Please follow me here: I am not speaking of the claims of Ms. Reade, which are a separate conversation. I am talking about the use of her story to control our political narrative. The attempt to get Biden to jump through hoops Trump ignores is classic gaslighting. It keeps Biden on the defensive and makes sure he is reinforcing Trump’s narrative, thus strengthening Trump even as Biden tries to carve out his own campaign. It is precisely what the Trump campaign, abetted by the media, did in 2016.
The political conversation is also shifting to benefit the president in a second way: the now repeated warnings that the coronavirus might have a “second wave” and peak again in the fall. Here’s the thing: we never finished the first wave. Our highest daily number of deaths was… yesterday, when 2,909 Americans died. We are still very much in the heart of this first wave, but by shaping this conversation as looking ahead to concern in the future, it rhetorically accomplishes what Trump set out to do just a week ago—convince us that we have successfully lived through the worst part of the pandemic and that it is safe to reopen the economy.

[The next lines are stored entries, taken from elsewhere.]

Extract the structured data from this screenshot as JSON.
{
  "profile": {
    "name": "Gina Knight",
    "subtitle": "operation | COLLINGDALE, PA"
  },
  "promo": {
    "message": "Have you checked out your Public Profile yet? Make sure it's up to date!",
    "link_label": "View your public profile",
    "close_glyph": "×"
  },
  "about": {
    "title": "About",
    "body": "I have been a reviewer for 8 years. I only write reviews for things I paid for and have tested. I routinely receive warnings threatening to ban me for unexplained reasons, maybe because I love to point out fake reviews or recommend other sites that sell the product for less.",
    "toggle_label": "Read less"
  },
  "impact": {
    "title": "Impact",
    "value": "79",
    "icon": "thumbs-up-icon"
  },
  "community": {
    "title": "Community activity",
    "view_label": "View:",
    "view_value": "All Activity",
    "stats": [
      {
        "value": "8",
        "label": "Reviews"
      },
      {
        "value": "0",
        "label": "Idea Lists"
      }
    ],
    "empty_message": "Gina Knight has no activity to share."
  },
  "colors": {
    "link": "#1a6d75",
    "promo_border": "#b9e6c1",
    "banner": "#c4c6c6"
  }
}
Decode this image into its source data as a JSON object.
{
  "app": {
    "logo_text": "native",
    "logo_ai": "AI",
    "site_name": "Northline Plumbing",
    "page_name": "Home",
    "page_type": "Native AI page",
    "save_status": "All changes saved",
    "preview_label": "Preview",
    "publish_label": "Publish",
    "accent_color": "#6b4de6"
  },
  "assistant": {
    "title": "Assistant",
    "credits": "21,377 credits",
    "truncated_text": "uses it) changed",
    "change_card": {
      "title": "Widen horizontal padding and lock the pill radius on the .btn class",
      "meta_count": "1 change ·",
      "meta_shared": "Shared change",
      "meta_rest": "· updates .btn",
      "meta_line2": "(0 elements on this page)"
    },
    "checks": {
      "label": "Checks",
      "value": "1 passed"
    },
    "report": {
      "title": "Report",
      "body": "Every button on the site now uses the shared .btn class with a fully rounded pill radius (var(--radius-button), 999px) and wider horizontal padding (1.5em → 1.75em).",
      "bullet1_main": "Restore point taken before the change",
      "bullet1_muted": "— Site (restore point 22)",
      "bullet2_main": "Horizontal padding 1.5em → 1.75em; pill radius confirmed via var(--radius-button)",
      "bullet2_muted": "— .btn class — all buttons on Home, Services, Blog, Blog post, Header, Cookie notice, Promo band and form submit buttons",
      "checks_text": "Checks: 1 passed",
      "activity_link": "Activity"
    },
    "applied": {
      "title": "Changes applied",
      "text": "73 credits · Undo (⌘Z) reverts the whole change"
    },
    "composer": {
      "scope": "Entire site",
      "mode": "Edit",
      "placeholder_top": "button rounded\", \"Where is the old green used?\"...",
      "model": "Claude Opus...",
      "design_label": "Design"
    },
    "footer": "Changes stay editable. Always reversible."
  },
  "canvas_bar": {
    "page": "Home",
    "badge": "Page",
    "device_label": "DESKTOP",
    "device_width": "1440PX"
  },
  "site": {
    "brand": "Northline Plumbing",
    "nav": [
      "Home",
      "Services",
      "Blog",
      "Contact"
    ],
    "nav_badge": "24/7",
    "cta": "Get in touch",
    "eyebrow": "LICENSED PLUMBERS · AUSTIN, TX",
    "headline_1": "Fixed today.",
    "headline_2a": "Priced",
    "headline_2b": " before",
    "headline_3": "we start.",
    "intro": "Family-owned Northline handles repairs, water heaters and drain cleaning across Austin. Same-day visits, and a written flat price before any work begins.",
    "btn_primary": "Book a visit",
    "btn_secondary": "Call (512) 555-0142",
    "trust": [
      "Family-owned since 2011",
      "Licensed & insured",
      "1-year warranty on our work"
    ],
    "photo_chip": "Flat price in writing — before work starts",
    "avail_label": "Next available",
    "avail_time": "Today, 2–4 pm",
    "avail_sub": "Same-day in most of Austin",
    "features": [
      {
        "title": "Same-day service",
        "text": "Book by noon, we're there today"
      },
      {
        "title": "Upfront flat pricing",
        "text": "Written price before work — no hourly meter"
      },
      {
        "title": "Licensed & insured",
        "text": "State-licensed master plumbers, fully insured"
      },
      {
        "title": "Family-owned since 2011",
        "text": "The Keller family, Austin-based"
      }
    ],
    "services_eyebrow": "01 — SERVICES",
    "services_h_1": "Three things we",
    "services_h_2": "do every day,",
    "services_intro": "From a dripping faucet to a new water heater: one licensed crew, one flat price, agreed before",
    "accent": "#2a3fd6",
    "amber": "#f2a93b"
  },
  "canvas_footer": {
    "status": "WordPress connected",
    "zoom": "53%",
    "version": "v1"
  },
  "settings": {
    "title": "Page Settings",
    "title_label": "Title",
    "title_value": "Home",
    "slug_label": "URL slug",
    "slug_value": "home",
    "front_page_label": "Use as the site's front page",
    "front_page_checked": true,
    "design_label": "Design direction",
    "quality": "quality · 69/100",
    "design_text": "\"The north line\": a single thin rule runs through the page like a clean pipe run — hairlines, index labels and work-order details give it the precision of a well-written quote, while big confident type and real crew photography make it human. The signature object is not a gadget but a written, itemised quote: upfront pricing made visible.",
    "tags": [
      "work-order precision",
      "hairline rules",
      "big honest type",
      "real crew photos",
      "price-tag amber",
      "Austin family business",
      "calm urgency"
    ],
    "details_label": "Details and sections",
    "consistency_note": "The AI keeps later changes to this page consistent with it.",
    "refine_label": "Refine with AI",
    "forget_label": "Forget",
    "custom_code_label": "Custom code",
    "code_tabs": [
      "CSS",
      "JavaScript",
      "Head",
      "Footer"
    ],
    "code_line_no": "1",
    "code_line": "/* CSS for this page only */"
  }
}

Finally, the political conversation is shifting in way that undermines our nation’s deepest principle. People are actually arguing about whether it might be a good thing to kill off society’s weakest members. A member of a planning commission from the San Francisco area took to Facebook to suggest we should just let coronavirus take its course. Lots of people would die, he wrote, primarily old and sick people, but that would take the pressure off Social Security and lower health care costs. There would be more jobs and housing available. And as for homeless people, when they died it would “fix what is a significant burden on our society….”
This man was removed from office, but his sentiments are not isolated. It is impossible to overlook that the people demanding states ease restrictions are overwhelmingly white, when both African Americans and Native Americans are badly susceptible to Covid-19. In Chicago, for example, 32% of the population is African American; 67% of the dead have been black. Further south, the Navajo Nation is behind only New York and New Jersey for the highest infection rate in the US.
White supremacists are celebrating these deaths, and calling for their supporters to infect minorities with the virus. But even those who insist they simply want society to open up again are demanding policies that will disproportionately kill some Americans at higher rates than others. Some are overt about their hatreds—like the Illinois woman who carried a sign with the motto from Auschwitz and the initials of the Jewish governor—and others simply sacrifice minorities in the course of business, as Trump did when he used the Defense Production Act to keep infected meat processing plants operating, plants overwhelmingly staffed by black and brown people.
If we accept the idea that some of us matter more than others, we have given up the whole game. This country was—imperfectly, haltingly—formed on the principle that we are all created equal, and equally entitled to life, liberty, and the pursuit of happiness. If we are willing to admit that our founders were wrong, that we are not equal, that older Americans, Black Americans, Brown Americans, sick Americans, all matter less than healthy white Americans, we have admitted the principle that we are not all created equal, and that some of us are better than others.
This is, of course, the principle of white supremacy, but it does no favors to most white people, either. Once we have abandoned the principle of equality, any one of us is a potential sacrifice.
And then it will not matter anymore what our political narrative is, for it will be as much as our lives are worth to disagree with whatever our leaders say.